Advent of Code 2020 - Day 9Encoding Error

| Problem statement | Source code | Tags: Memoization

Part 1

The naïve solution doesn't work very badly here, since the preamble is only 25 numbers long. For each number after the preamble, we compute the pairwise sums of the previous 25 numbers and see if any of them equal the current number.

if nums[i] not in sums:
    return nums[i]
sums = set(
    map(sum, itertools.combinations(nums[i - preamble_len + 1 : i + 1], 2))
)

python

Every time, it only computes $\binom{25}{2} = 300$ sums to check, which is fast enough. The following optimization attempt does not work:

sums = sums.difference(
    {nums[i - preamble_len] + x for x in nums[i - preamble_len + 1 : i]}
).union({nums[i] + x for x in nums[i - preamble_len + 1 : i]})

python

The idea here, is if we are removing nums[i - preamble_len] from the preamble and adding nums[i], we invalidate nums[i - preamble_len] + nums[j] for j in [i - preamble_len + 1, i), and we need to add nums[i] + nums[j] for the same j range. However, this doesn't work because some sums may be duplicated; we may remove a sum that was formed by two different pairs, and only one of those pairs is invalidated.

However, we can still do this, just by replacing the set with a collections.Counter, which tracks how many times each sum appears.
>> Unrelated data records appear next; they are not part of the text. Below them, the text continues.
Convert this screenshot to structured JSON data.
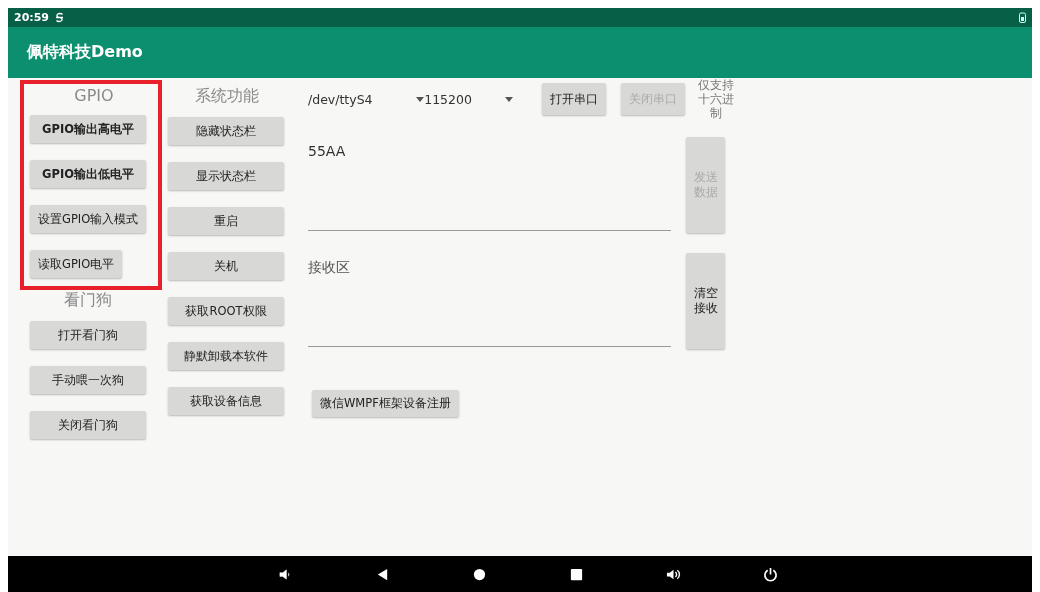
{
  "status_bar": {
    "time": "20:59"
  },
  "app_bar": {
    "title": "佩特科技Demo"
  },
  "gpio": {
    "title": "GPIO",
    "highlighted": true,
    "buttons": [
      {
        "label": "GPIO输出高电平",
        "bold": true
      },
      {
        "label": "GPIO输出低电平",
        "bold": true
      },
      {
        "label": "设置GPIO输入模式",
        "bold": false
      },
      {
        "label": "读取GPIO电平",
        "bold": false
      }
    ]
  },
  "watchdog": {
    "title": "看门狗",
    "buttons": [
      {
        "label": "打开看门狗"
      },
      {
        "label": "手动喂一次狗"
      },
      {
        "label": "关闭看门狗"
      }
    ]
  },
  "system": {
    "title": "系统功能",
    "buttons": [
      {
        "label": "隐藏状态栏"
      },
      {
        "label": "显示状态栏"
      },
      {
        "label": "重启"
      },
      {
        "label": "关机"
      },
      {
        "label": "获取ROOT权限"
      },
      {
        "label": "静默卸载本软件"
      },
      {
        "label": "获取设备信息"
      }
    ]
  },
  "serial": {
    "port": "/dev/ttyS4",
    "baud": "115200",
    "buttons": [
      {
        "label": "打开串口",
        "disabled": false
      },
      {
        "label": "关闭串口",
        "disabled": true
      }
    ],
    "hint": "仅支持十六进制",
    "send_field": {
      "value": "55AA"
    },
    "send_button": {
      "label": "发送数据",
      "disabled": true
    },
    "receive_field": {
      "placeholder": "接收区"
    },
    "clear_button": {
      "label": "清空接收",
      "disabled": false
    },
    "wmpf_button": {
      "label": "微信WMPF框架设备注册"
    }
  }
}
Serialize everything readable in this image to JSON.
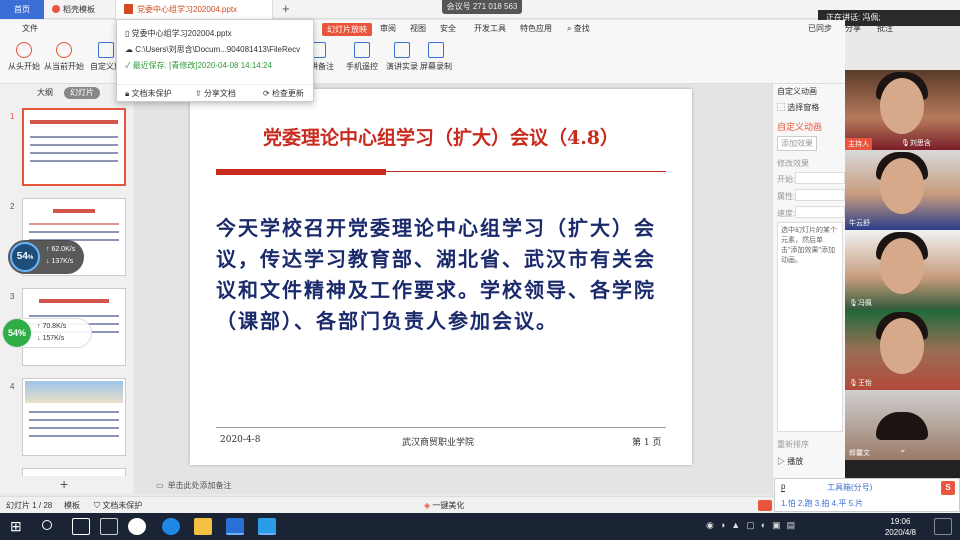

Then, when we remove sums, we decrement their counts, and only delete them from the Counter when their count reaches zero.

for j in range(i - preamble_len + 1, i):
    pair_sum = nums[i - preamble_len] + nums[j]
    sums[pair_sum] -= 1
    pair_sum = nums[i] + nums[j]
    sums[pair_sum] += 1

python

Now updating sums is $\mathcal{O}(k)$ instead of $\mathcal{O}(k^2)$ , where $k$ is the preamble length.

Part 2

The idea is somewhat similar to part 1. Instead of enumerating all contiguous subarrays and checking their sums, we can use a two-pointer approach to find a subarray that sums to the target value. Namely, we have sum(nums[i:j]) == sum(nums[0:j]) - sum(nums[0:i]), so we just need an array of prefix sums where running_sums[i] == sum(nums[0:i]). Then, invalid == running_sum[j] - running_sum[i-1] => running_sum[j] - invalid == running_sum[i-1]. We can just intersect running_sums with running_sums - invalid to find matching pairs, which would be the value for running_sum[i-1]. There will be two results: one corresponds to running_sum[i-1] and the other corresponds to running_sum[index_invalid - 1] (since running_sum[index_invalid] - running_sum[index_invalid - 1] == invalid); we take the smaller one. NumPy makes everything simple.

running_sum = np.cumsum(nums)
sum_i_p_1 = min(set(running_sum - invalid).intersection(set(running_sum)))
i = np.where(running_sum == sum_i_p_1)[0][0] + 1
j = np.where(running_sum == sum_i_p_1 + invalid)[0][0]
num_range = nums[i : j + 1]

python

Note that enumerating all (i, j) pairs would also work, but that is $\mathcal{O}(n^2)$ . The solution here is $\mathcal{O}(n\log n)$ , assuming set membership and insertion is $\mathcal{O}(\log n)$ .